I [O’Connor] tried to push the thought away, but the truth is, I couldn't shake the idea of Bigfoot as a symptom of mass cultural delusion,....Not by a long shot is epistemological failure uniquely American. We're just proud overachievers in it, uncontested heavyweights of hooey. But I'd wanted to give Bigfoot a pass. Born of necessity and heartache at the savagery visited upon America's wilds, of desire to brook our inner chair and loneliness, I understood its appeal. For the better part of a year, I'd thought of Bigfooting as mostly harmless fun…But wanting something to be true doesn't make it so. Entertaining possibilities is one thing; staunch infidelity to reason is another.
Elements of Bigfoot psychology exist on both sides of America’s great political, social, and cultural divide. With equal passion.
Interpretation, confirmation bias, yearning, delusion, disillusion, remembering and misremembering, the internet--all swirling in a cauldron that gets more confusing as the hours tick by. I believe that most of us are living in dread, whether you support or oppose the new government direction.
So, I now have a better grasp on the why of cultural revolutions and wars thanks to Bigfoot.
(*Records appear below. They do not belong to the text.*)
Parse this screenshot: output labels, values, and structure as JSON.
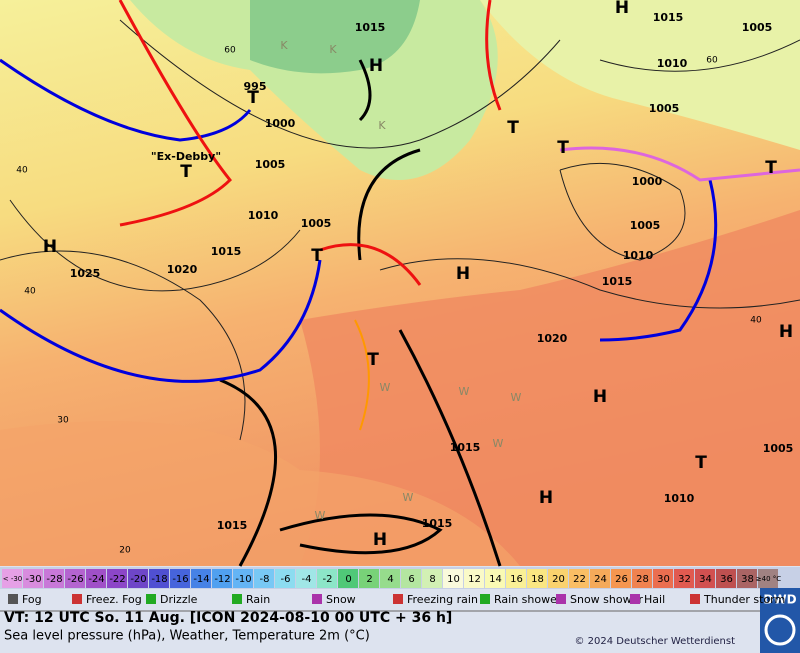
{
  "map": {
    "storm_name": "\"Ex-Debby\"",
    "pressure_labels": [
      "1015",
      "1015",
      "1005",
      "1010",
      "995",
      "1000",
      "1005",
      "1005",
      "1010",
      "1005",
      "1000",
      "1005",
      "1010",
      "1015",
      "1020",
      "1025",
      "1015",
      "1020",
      "1015",
      "1005",
      "1010",
      "1015",
      "1015"
    ],
    "temperature_labels": [
      "60",
      "60",
      "40",
      "40",
      "30",
      "20",
      "40"
    ],
    "pressure_centers": [
      "H",
      "H",
      "H",
      "H",
      "H",
      "H",
      "H",
      "H",
      "T",
      "T",
      "T",
      "T",
      "T",
      "T",
      "T",
      "T"
    ],
    "weather_marks": [
      "W",
      "W",
      "W",
      "W",
      "W",
      "W",
      "K",
      "K",
      "K"
    ]
  },
  "color_scale": {
    "cells": [
      {
        "label": "< -30",
        "color": "#e6a0e6"
      },
      {
        "label": "-30",
        "color": "#d88cde"
      },
      {
        "label": "-28",
        "color": "#c878d8"
      },
      {
        "label": "-26",
        "color": "#b464d0"
      },
      {
        "label": "-24",
        "color": "#a050c8"
      },
      {
        "label": "-22",
        "color": "#8c46c8"
      },
      {
        "label": "-20",
        "color": "#6e46c8"
      },
      {
        "label": "-18",
        "color": "#5050d2"
      },
      {
        "label": "-16",
        "color": "#4664dc"
      },
      {
        "label": "-14",
        "color": "#4682e6"
      },
      {
        "label": "-12",
        "color": "#50a0f0"
      },
      {
        "label": "-10",
        "color": "#64b4f5"
      },
      {
        "label": "-8",
        "color": "#78c8f5"
      },
      {
        "label": "-6",
        "color": "#8cdcf0"
      },
      {
        "label": "-4",
        "color": "#a0e6e6"
      },
      {
        "label": "-2",
        "color": "#8ce6c8"
      },
      {
        "label": "0",
        "color": "#50c878"
      },
      {
        "label": "2",
        "color": "#78d278"
      },
      {
        "label": "4",
        "color": "#96dc8c"
      },
      {
        "label": "6",
        "color": "#b4e6a0"
      },
      {
        "label": "8",
        "color": "#d2f0b4"
      },
      {
        "label": "10",
        "color": "#fafadc"
      },
      {
        "label": "12",
        "color": "#fafac8"
      },
      {
        "label": "14",
        "color": "#fafab4"
      },
      {
        "label": "16",
        "color": "#faf096"
      },
      {
        "label": "18",
        "color": "#fae682"
      },
      {
        "label": "20",
        "color": "#fad26e"
      },
      {
        "label": "22",
        "color": "#fabe64"
      },
      {
        "label": "24",
        "color": "#f5aa5a"
      },
      {
        "label": "26",
        "color": "#f59650"
      },
      {
        "label": "28",
        "color": "#f08250"
      },
      {
        "label": "30",
        "color": "#eb6e50"
      },
      {
        "label": "32",
        "color": "#e15a50"
      },
      {
        "label": "34",
        "color": "#d25050"
      },
      {
        "label": "36",
        "color": "#be5050"
      },
      {
        "label": "38",
        "color": "#aa6464"
      },
      {
        "label": "≥40 °C",
        "color": "#a08282"
      }
    ]
  },
  "legend": [
    "Fog",
    "Freez. Fog",
    "Drizzle",
    "Rain",
    "Snow",
    "Freezing rain",
    "Rain shower",
    "Snow shower",
    "Hail",
    "Thunder storm"
  ],
  "footer": {
    "valid_time": "VT: 12 UTC So.  11 Aug. [ICON 2024-08-10  00 UTC + 36 h]",
    "description": "Sea level pressure (hPa), Weather, Temperature 2m (°C)",
    "copyright": "© 2024 Deutscher Wetterdienst",
    "logo": "DWD"
  }
}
The stymying question is what can and should be done about it? Where Bigfoot is entertaining and generally harmless, nationally in America, the psychology is anything but.
Life is short and there are rarely backsies, China almost collapsed because the entire country jumped or was pushed off a cliff. America is well along the process of getting irreconcilably carried away.
Footnote
1 John O’Connor, The Secret History of Bigfoot: Field Notes on a North American Monster (Sourcebooks, 2024), Quotes #1 – Page 100, #2 – Page 103 (quoting in part Lynne S. McNeill), #3 – Page 128 (quoting in part Joshua Blu Buhs), #4 – Pages 118-119 (quoting in part Daniel Kahneman), #5 – Page 253, and #6 – Pages 155-156.